The entry OEIS A139605 (also related OEIS A145271) has a matrix computation for the partition polynomials that represent the expansions of iterated derivatives, or vectors in differential geometry,

$$(g(x)D_x)^n.$$

The formula section of A139605 contains the matrix formula. Multiply the $n$-th diagonal (with $n=0$ the main diagonal) of the lower triangular Pascal matrix A007318 by $g_n = D_x^n g(x)$ to obtain the matrix $VP$ with $VP_{n,k} = \binom{n}{k}g_{n-k} $. Then $$(g(x)D)^n = (1, 0, 0,..) [VP \dot \; S]^n (1, D, D^2, ..)^T,$$ where S is the shift matrix A129185, representing differentiation in the divided powers basis $x^n/n!$.

Example:

$$(g(x)D_x)^3$$

$$= (1, 0, 0, 0) [VP \dot \; S]^3 (1, D, D^2, D^3)^T$$

$$= \begin{pmatrix} 1 & 0 & 0 & 0 \end{pmatrix} \begin{pmatrix} 0 & g_0 & 0 & 0 \\ 0 & g_1 & g_0 & 0\\ 0 & g_2 & 2g_1 & g_0 \\ 0 & g_3 & 3g_2 & 3g_1 \end{pmatrix}^3 \begin{pmatrix} 1 \\ D \\ D^2 \\ D^3 \end{pmatrix} $$

$$ = [g_0g_1^2 + g_0^2 g_2] D + 3 g_0^2g_1 D^2 + g_0^3D^3 $$

And, the pdf Mathemagical Forests gives a diagrammatic method for creating forests of trees through "natural growth" that represent the partition polynomials.

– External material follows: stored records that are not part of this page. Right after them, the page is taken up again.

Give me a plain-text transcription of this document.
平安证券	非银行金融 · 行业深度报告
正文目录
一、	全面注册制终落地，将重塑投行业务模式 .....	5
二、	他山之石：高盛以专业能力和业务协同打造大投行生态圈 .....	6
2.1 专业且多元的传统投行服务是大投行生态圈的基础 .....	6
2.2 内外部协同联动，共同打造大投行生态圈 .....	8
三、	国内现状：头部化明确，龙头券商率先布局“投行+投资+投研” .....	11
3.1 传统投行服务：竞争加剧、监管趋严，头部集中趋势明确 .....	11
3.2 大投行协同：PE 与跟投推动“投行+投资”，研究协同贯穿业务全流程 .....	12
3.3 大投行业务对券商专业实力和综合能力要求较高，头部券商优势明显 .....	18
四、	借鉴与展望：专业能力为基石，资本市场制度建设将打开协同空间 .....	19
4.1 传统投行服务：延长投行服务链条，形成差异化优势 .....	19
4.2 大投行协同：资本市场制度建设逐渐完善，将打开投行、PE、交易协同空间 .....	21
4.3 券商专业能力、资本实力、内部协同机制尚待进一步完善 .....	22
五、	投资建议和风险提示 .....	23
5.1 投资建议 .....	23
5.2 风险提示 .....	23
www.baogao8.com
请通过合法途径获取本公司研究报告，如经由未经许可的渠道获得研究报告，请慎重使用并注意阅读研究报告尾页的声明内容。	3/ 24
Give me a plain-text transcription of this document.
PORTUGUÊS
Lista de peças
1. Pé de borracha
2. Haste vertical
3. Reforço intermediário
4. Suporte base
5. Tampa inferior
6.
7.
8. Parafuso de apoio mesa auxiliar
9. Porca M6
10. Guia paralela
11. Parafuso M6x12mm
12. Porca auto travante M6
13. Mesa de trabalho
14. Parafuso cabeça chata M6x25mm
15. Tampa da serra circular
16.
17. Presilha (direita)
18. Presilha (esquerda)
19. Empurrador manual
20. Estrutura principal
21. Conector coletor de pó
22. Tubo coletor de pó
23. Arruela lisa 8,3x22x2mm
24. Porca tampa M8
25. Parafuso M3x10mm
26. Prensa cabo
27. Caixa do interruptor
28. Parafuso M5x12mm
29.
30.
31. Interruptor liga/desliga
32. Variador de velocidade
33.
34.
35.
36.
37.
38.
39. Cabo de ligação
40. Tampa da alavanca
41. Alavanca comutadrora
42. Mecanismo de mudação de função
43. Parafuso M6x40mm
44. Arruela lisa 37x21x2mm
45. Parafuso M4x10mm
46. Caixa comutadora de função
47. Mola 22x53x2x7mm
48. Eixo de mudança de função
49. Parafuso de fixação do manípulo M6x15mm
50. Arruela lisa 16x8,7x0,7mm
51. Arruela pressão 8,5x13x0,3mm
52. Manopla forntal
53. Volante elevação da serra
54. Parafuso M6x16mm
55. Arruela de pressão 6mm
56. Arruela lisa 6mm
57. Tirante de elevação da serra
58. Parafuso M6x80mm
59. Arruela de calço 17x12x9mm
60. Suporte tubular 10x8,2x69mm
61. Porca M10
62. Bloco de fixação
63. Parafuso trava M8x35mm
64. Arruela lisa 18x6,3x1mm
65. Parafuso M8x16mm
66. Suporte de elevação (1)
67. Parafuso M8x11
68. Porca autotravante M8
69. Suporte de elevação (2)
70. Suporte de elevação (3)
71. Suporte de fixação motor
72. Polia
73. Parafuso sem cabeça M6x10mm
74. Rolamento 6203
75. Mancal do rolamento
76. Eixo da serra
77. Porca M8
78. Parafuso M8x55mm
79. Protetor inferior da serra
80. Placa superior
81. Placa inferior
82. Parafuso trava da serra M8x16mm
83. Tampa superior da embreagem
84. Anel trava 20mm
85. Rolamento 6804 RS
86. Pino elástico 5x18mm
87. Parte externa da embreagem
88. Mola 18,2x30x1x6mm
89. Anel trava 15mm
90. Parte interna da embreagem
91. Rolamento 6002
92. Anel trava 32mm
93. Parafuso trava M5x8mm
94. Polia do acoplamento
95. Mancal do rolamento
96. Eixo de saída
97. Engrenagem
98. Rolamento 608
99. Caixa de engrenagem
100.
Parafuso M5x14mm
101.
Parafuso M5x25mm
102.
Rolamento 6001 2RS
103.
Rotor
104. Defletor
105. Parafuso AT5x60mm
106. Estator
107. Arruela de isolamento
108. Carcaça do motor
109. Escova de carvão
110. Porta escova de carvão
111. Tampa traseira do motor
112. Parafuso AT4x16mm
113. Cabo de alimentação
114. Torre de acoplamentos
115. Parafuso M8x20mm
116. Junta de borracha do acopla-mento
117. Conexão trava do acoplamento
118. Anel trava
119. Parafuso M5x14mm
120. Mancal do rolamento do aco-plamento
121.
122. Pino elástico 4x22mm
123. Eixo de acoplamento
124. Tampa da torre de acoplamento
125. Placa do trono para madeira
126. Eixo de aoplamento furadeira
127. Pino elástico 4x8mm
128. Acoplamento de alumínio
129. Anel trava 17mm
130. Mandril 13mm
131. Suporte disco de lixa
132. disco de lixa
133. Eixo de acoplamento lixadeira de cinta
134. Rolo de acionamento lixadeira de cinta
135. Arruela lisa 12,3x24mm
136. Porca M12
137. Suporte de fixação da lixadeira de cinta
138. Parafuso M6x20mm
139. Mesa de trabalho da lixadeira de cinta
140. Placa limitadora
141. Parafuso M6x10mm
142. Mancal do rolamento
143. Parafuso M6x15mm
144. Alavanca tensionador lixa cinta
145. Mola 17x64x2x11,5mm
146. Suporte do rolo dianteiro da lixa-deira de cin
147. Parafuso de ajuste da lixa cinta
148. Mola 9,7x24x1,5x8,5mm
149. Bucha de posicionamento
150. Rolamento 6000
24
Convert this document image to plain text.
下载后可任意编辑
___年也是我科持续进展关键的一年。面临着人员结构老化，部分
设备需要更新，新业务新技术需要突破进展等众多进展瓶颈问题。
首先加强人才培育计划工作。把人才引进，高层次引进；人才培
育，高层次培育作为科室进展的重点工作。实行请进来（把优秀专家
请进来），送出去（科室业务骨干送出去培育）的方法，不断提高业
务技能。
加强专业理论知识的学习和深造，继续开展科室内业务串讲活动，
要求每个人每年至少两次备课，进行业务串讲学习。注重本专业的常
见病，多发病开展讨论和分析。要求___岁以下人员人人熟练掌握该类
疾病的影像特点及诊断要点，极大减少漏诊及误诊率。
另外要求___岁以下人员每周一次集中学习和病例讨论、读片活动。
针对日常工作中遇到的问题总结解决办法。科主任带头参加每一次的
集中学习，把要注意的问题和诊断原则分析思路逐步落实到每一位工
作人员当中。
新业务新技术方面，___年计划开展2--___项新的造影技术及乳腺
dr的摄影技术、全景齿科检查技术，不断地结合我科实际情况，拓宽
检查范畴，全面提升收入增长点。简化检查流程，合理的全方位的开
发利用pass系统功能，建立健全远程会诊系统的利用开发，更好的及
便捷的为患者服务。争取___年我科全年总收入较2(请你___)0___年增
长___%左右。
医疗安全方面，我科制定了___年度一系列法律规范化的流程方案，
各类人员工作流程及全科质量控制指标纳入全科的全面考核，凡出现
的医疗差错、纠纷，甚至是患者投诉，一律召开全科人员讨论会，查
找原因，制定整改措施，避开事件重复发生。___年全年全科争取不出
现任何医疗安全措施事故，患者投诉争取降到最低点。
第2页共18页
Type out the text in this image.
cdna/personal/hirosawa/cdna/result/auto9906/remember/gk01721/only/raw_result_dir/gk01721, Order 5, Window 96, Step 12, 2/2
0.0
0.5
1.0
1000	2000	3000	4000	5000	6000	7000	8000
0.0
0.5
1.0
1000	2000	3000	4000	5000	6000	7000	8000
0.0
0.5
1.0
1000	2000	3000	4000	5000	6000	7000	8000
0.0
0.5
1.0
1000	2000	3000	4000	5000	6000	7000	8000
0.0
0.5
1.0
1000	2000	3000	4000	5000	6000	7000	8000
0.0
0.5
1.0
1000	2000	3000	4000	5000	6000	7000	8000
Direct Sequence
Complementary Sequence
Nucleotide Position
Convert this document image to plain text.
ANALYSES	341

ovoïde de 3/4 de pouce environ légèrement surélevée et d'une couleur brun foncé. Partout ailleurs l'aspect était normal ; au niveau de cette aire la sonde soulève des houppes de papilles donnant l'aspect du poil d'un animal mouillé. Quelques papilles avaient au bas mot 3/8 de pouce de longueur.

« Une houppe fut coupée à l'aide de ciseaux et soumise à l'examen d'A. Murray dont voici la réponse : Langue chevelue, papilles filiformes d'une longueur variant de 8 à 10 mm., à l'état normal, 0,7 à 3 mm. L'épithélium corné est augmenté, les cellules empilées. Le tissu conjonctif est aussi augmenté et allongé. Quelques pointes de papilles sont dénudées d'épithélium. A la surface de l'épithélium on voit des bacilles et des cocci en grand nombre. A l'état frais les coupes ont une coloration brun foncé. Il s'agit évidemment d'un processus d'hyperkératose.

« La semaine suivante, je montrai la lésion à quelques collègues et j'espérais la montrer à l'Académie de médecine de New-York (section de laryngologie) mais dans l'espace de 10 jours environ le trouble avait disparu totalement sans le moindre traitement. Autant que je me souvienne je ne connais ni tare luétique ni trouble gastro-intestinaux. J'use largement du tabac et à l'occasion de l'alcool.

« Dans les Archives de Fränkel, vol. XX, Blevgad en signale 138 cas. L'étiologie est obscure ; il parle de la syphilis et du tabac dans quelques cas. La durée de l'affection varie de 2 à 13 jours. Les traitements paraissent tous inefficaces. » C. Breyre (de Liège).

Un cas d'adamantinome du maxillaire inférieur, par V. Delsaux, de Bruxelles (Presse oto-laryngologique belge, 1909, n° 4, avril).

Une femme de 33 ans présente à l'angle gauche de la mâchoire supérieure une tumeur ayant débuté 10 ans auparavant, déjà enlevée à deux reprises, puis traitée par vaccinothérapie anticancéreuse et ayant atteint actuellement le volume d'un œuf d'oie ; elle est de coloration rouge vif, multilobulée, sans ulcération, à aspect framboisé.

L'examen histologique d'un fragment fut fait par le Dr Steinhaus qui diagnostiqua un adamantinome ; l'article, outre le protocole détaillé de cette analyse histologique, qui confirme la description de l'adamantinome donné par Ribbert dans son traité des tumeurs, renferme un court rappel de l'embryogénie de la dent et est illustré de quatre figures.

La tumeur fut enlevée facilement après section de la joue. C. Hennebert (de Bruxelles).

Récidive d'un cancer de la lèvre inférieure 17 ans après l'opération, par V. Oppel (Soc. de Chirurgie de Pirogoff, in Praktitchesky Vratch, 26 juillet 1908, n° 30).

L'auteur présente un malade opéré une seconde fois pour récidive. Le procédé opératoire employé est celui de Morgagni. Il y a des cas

I have either lost a proof of the validity of this formula or got sidetracked before I developed one.

**Question**:

Can someone prove this conjecture?

**Some background:**

The refined Eulerian numbers (RENs) of A145271 are related analytically to the compositional inversion of functions and formal generating series and to flow fields generated by tangent vectors. The $n$-th row of RENs are the numerical coefficients of the expansion of $(g(x)\frac{d}{dx})^ng(x)$ in terms of the monomials in the derivatives of $g(x)$, i.e.,

$$g_k=\frac{d^k}{dx^k}g(x).$$

For example,

$$(g(x)\frac{d}{dx})^3g(x) = 1 g_0^1 g_1^3 + 4 g_0^2 g_1^1 g_2^1 + 1 g_0^3 g_3^1.$$

With $(\omega,x) = (f(x),f^{(-1)}(\omega))$ and $g(x) = 1/f^{'}(x)$,

$$\exp[t g(x)d/dx]x = \exp[td/d\omega]f^{(-1)}(\omega) = f^{(-1)}(t+\omega)=f^{(-1)}(t+f(x)).$$

Evaluated at the origin of $x$, this gives the compositional inverse

$$\exp[tg(x)d/dx] x |_{x=0}=f^{(-1)}(t).$$

See also

1) MO-Q Guises of the refined Eulerian numbers generated by tangent vectors

2) MO-Q Important formulas in combinatorics

3) MO-Q Why is there a connection between enumerative geometry and nonlinear waves?